Reaction mechanism and kinetics of the degradation of bromoxynil initiated by OH radical

Abstract

Bromoxynil is a selective foliage herbicide used to control weeds. The degradation of bromoxynil in the atmosphere takes place dominantly via reaction with OH radicals. In this work, the OH initiated reactions of bromoxynil is studied using density functional theory methods M06-2X, B3LYP and MPW1K with 6-311++G(d,p) basis set. The relative energy of the reactive species is also calculated at CCSD(T)/6-311+G(d,p) level of theory. The OH initiated reaction of bromoxynil is found to proceed through H-atom abstraction and OH addition reactions, leading to the formation of six intermediates.

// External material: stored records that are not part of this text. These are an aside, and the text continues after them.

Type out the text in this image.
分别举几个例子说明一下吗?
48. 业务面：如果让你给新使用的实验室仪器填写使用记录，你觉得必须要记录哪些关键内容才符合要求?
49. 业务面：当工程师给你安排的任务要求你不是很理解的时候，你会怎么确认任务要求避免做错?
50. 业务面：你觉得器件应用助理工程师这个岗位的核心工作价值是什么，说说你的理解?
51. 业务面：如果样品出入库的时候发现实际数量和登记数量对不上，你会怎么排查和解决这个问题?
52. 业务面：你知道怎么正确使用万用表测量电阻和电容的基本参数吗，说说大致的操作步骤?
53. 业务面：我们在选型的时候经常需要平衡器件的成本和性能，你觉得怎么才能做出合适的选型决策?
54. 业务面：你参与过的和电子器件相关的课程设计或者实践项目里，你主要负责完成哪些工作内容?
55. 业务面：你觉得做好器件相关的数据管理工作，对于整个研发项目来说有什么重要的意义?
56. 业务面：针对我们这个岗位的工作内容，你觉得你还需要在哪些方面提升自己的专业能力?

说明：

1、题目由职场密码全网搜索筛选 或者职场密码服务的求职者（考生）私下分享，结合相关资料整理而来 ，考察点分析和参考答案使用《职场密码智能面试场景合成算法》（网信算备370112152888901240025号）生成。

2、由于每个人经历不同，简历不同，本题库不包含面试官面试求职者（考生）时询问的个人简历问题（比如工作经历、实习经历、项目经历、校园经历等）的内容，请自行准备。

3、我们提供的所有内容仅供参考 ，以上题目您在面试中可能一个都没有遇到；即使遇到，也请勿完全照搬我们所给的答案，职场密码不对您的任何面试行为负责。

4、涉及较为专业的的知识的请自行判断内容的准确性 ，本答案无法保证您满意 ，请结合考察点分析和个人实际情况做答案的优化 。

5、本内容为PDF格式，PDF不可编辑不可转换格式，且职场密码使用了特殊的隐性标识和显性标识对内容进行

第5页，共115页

The reactions subsequent to the principal oxidation steps are studied and the different reaction pathways are modeled. The radicals formed in the initial and subsequent reactions have a greater ability to undergo self-coupling, which yields dioxin and dioxepine products. These products are shown to be highly toxic and carcinogenic. The kinetics of the most favorable initial reactions are studied using canonical variational transition state theory with small curvature tunneling corrections over the temperature range of 278–350 K. This study provides thermochemical and kinetic data for the oxidation of bromoxynil in the atmosphere and demonstrates the formation of significant pollutants through oxidation reactions and lifetime of bromoxynil in the atmosphere.